More 60s Vietnamese rock

There was a commercial that had music I immediately recognized as Vietnamese rock from the 60s (ish) and the music spoke to me–as is always the case when you encounter something familiar and know you can find that thing–so I was on a quest. I remembered it was a travel commercial. Possibly about luggage? After failing on YouTube, which is pretty surprising, I did a full-internet search and finally got to a site that sells commercial viewing metrics called iSpot.tv and it has videos of the commercials it tracks.

Behold: Away Luggage TV Spot, ‘Let Travel Happen: Motorcycle’ Song by Phuong Tam

The singer, Phương Tâm, has a few 45s listed on Discogs which I would love to have but none are available. Understandable considering the history:

After the fall of Saigon, this specific genre of music was removed and buried along with any American-influenced culture in the reunification of Vietnam on April 30, 1975. … Piles of vinyl, reel-tapes and cassettes were thrown out, burned or confiscated.

There are a small but passionate group of collectors dedicated to salvaging the recordings from this unique period of Vietnam’s musical history. Most of these original records have been caked with dirt and mud, requiring careful cleaning and repairing before the tracks are even playable.

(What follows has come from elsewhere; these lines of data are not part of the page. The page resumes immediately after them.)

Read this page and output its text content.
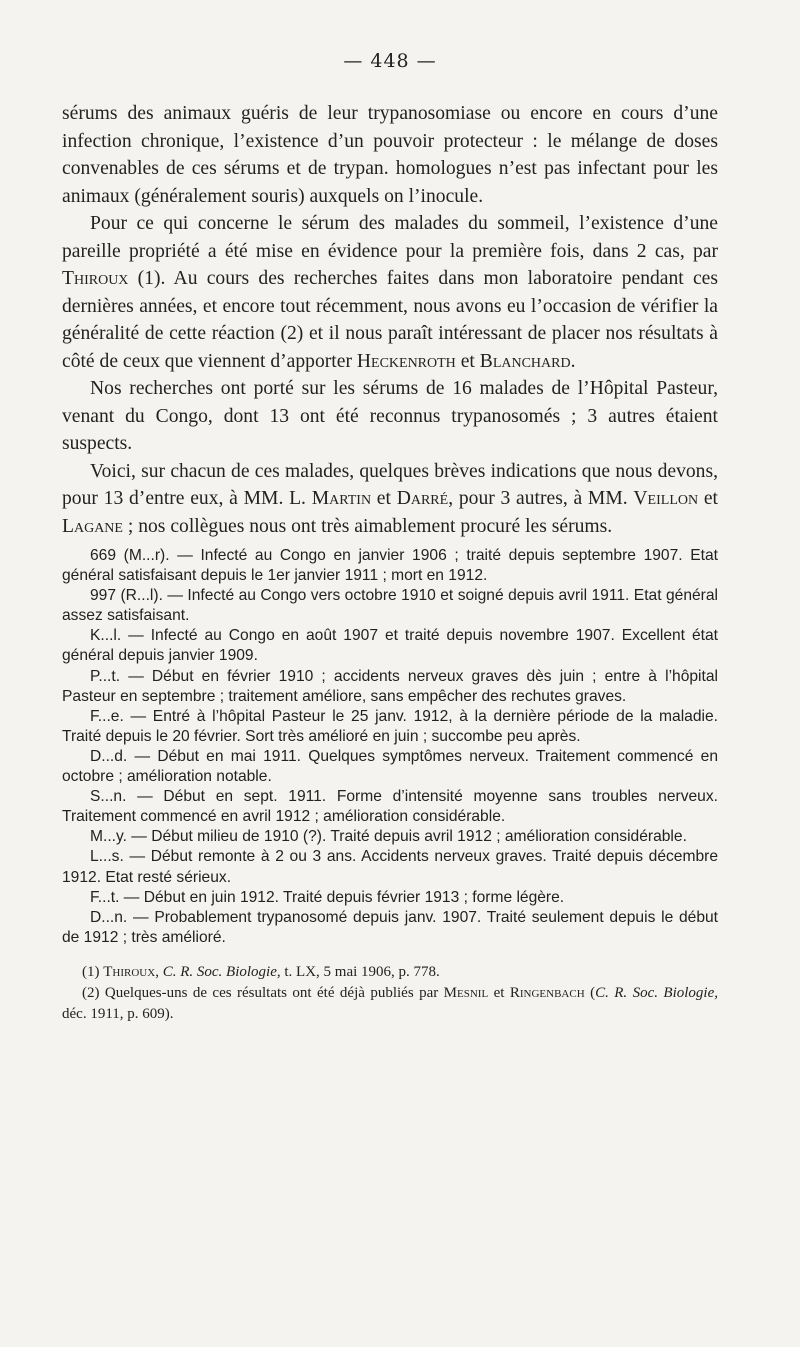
— 448 —

sérums des animaux guéris de leur trypanosomiase ou encore en cours d’une infection chronique, l’existence d’un pouvoir protecteur : le mélange de doses convenables de ces sérums et de trypan. homologues n’est pas infectant pour les animaux (généralement souris) auxquels on l’inocule.

Pour ce qui concerne le sérum des malades du sommeil, l’existence d’une pareille propriété a été mise en évidence pour la première fois, dans 2 cas, par Thiroux (1). Au cours des recherches faites dans mon laboratoire pendant ces dernières années, et encore tout récemment, nous avons eu l’occasion de vérifier la généralité de cette réaction (2) et il nous paraît intéressant de placer nos résultats à côté de ceux que viennent d’apporter Heckenroth et Blanchard.

Nos recherches ont porté sur les sérums de 16 malades de l’Hôpital Pasteur, venant du Congo, dont 13 ont été reconnus trypanosomés ; 3 autres étaient suspects.

Voici, sur chacun de ces malades, quelques brèves indications que nous devons, pour 13 d’entre eux, à MM. L. Martin et Darré, pour 3 autres, à MM. Veillon et Lagane ; nos collègues nous ont très aimablement procuré les sérums.

669 (M...r). — Infecté au Congo en janvier 1906 ; traité depuis septembre 1907. Etat général satisfaisant depuis le 1er janvier 1911 ; mort en 1912.

997 (R...l). — Infecté au Congo vers octobre 1910 et soigné depuis avril 1911. Etat général assez satisfaisant.

K...l. — Infecté au Congo en août 1907 et traité depuis novembre 1907. Excellent état général depuis janvier 1909.

P...t. — Début en février 1910 ; accidents nerveux graves dès juin ; entre à l’hôpital Pasteur en septembre ; traitement améliore, sans empêcher des rechutes graves.

F...e. — Entré à l’hôpital Pasteur le 25 janv. 1912, à la dernière période de la maladie. Traité depuis le 20 février. Sort très amélioré en juin ; succombe peu après.

D...d. — Début en mai 1911. Quelques symptômes nerveux. Traitement commencé en octobre ; amélioration notable.

S...n. — Début en sept. 1911. Forme d’intensité moyenne sans troubles nerveux. Traitement commencé en avril 1912 ; amélioration considérable.

M...y. — Début milieu de 1910 (?). Traité depuis avril 1912 ; amélioration considérable.

L...s. — Début remonte à 2 ou 3 ans. Accidents nerveux graves. Traité depuis décembre 1912. Etat resté sérieux.

F...t. — Début en juin 1912. Traité depuis février 1913 ; forme légère.

D...n. — Probablement trypanosomé depuis janv. 1907. Traité seulement depuis le début de 1912 ; très amélioré.

(1) Thiroux, C. R. Soc. Biologie, t. LX, 5 mai 1906, p. 778.

(2) Quelques-uns de ces résultats ont été déjà publiés par Mesnil et Ringenbach (C. R. Soc. Biologie, déc. 1911, p. 609).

liner notes by Tâm’s daughter Hannah Hà

The collection that I was able to purchase was released on the Sublime Frequencies label, which I’ve learned guarantees quality restoration and informative liner notes based on the previous albums of theirs I’ve acquired (of Cambodian and Vietnamese music of the same period, covering tragedies of different diasporas). This collection was no different:

Particularly notable, along with Mark Gergis’s liner notes, are the notes written by Tâm’s daughter Hannah Hà telling of how she discovered her mother was a Rock Star decades ago and what she (Hannah) had to do to rally a global community of collectors to gather the source recordings. It’s a beautiful story.

Sublime Frequencies no longer sells it on their web site, but it’s available (albeit a little pricey) on Discogs/eBay/etc.